このコラムでは、共同親権の基本的な定義から、単独親権との違い、何ができて何ができないのか、メリット・デメリット、養育費・面会交流・再婚への影響、よくある疑問(Q&A)まで、離婚問題に注力する弁護士の視点から整理して解説します。
1. 共同親権とは?
共同親権とは、婚姻中と同様に、離婚後も父親と母親の両方が親権を持ち続ける制度です。
離婚すると、夫婦関係は終わります。しかし、子どもの親であることは変わりません。
共同親権は「元夫婦としての関係」ではなく、「子どもの父・母としての関係」を離婚後も継続するという考え方に基づいています。
つまり、離れて暮らす親(別居親)も、子どもの教育・医療・生活などの重要な決定に関わり続けることができます。
子どもにとっては、離婚後も父と母、両方の親から守られるという意味を持つ制度です。
また、共同親権は「自動的に適用される制度」ではなく、当事者の協議や裁判所の判断で選ばれる仕組みです。
DV・虐待の有無、対立の程度、子の生活の安定など、家庭の状況によって共同親権を適用すべきかどうかが異なってきます。
さらに、共同親権を選択したからといって、子どもが必ず両親と同じ時間を過ごすわけではありません。

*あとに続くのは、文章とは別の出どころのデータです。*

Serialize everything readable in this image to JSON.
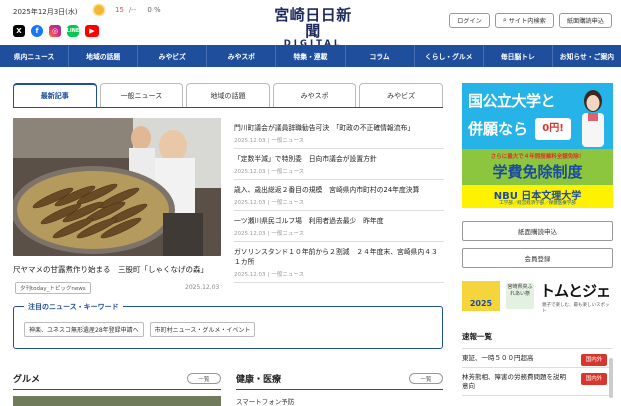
{
  "header": {
    "date": "2025年12月3日(水)",
    "weather": {
      "icon": "sun-icon",
      "temp_high": "15",
      "temp_sep": "/--",
      "rain": "0 %"
    },
    "logo_main": "宮崎日日新聞",
    "logo_sub": "DIGITAL",
    "buttons": {
      "login": "ログイン",
      "search": "サイト内検索",
      "subscribe": "紙面購読申込"
    },
    "social": [
      "x-icon",
      "facebook-icon",
      "instagram-icon",
      "line-icon",
      "youtube-icon"
    ]
  },
  "nav": [
    "県内ニュース",
    "地域の話題",
    "みやビズ",
    "みやスポ",
    "特集・連載",
    "コラム",
    "くらし・グルメ",
    "毎日脳トレ",
    "お知らせ・ご案内"
  ],
  "tabs": [
    "最新記事",
    "一般ニュース",
    "地域の話題",
    "みやスポ",
    "みやビズ"
  ],
  "feature": {
    "caption": "尺ヤマメの甘露煮作り始まる　三股町「しゃくなげの森」",
    "tag": "夕刊today_トピックnews",
    "date": "2025.12.03"
  },
  "articles": [
    {
      "title": "門川町議会が議員辞職勧告可決　「町政の不正確情報流布」",
      "date": "2025.12.03",
      "category": "一般ニュース"
    },
    {
      "title": "「定数半減」で特別委　日向市議会が設置方針",
      "date": "2025.12.03",
      "category": "一般ニュース"
    },
    {
      "title": "歳入、歳出総返２番目の規模　宮崎県内市町村の24年度決算",
      "date": "2025.12.03",
      "category": "一般ニュース"
    },
    {
      "title": "一ツ瀬川県民ゴルフ場　利用者過去最少　昨年度",
      "date": "2025.12.03",
      "category": "一般ニュース"
    },
    {
      "title": "ガソリンスタンド１０年前から２割減　２４年度末、宮崎県内４３１カ所",
      "date": "2025.12.03",
      "category": "一般ニュース"
    }
  ],
  "keywords": {
    "title": "注目のニュース・キーワード",
    "chips": [
      "神楽、ユネスコ無形遺産28年登録申請へ",
      "市町村ニュース・グルメ・イベント"
    ]
  },
  "sections": {
    "gourmet": {
      "title": "グルメ",
      "more": "一覧"
    },
    "health": {
      "title": "健康・医療",
      "more": "一覧",
      "sub": "スマートフォン予防"
    }
  },
  "sidebar": {
    "ad": {
      "line1": "国公立大学と",
      "line2": "併願なら",
      "badge": "0円!",
      "mid_small": "さらに最大で４年間授業料全額免除！",
      "mid_big": "学費免除制度",
      "name": "NBU 日本文理大学",
      "sub": "工学部／経営経済学部／保健医療学部"
    },
    "btn_paper": "紙面購読申込",
    "btn_member": "会員登録",
    "ad2": {
      "year": "2025",
      "mid": "宮崎県央ふれあい祭",
      "text": "トムとジェ",
      "sub": "親子で楽しむ、最も楽しいスポット"
    },
    "flash_title": "速報一覧",
    "flash": [
      {
        "text": "東証、一時５００円超高",
        "badge": "国内外"
      },
      {
        "text": "林芳熊相、障害の労務費問題を説明意向",
        "badge": "国内外"
      }
    ]
  }
}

誰と同居するか、面会交流をどうするか、費用負担をどうするかは別途取り決めが必要で、制度はあくまで意思決定と責任の枠組みを定めるものです。
親権の中身(身上監護権・財産管理権)
親権とは、子どもの意向を尊重し、「子の利益のために行使すべき義務」(民法820条)を含みます。
親の都合や勝ち負けではなく、子どもの安全・生活の安定・成長に必要な環境が軸になります。
親権は大きく分けると、子どもの生活や教育に関する「身上監護権」と、子どもの財産や契約に関する「財産管理権」の2つに分けられます。
離婚後の共同親権では、この両方について父母が責任主体になり得ます。
身上監護権は、子どもの日常の世話・しつけ・教育・医療に関する決定など、子どもの身体や生活に関わる権利・義務です。
居住して意見、職業許可権、身分上の行為の代理権が含まれます。
財産管理権は、子ども名義の財産を管理したり、子どもが関係する契約や申請に法定代理人として関与したりする部分です。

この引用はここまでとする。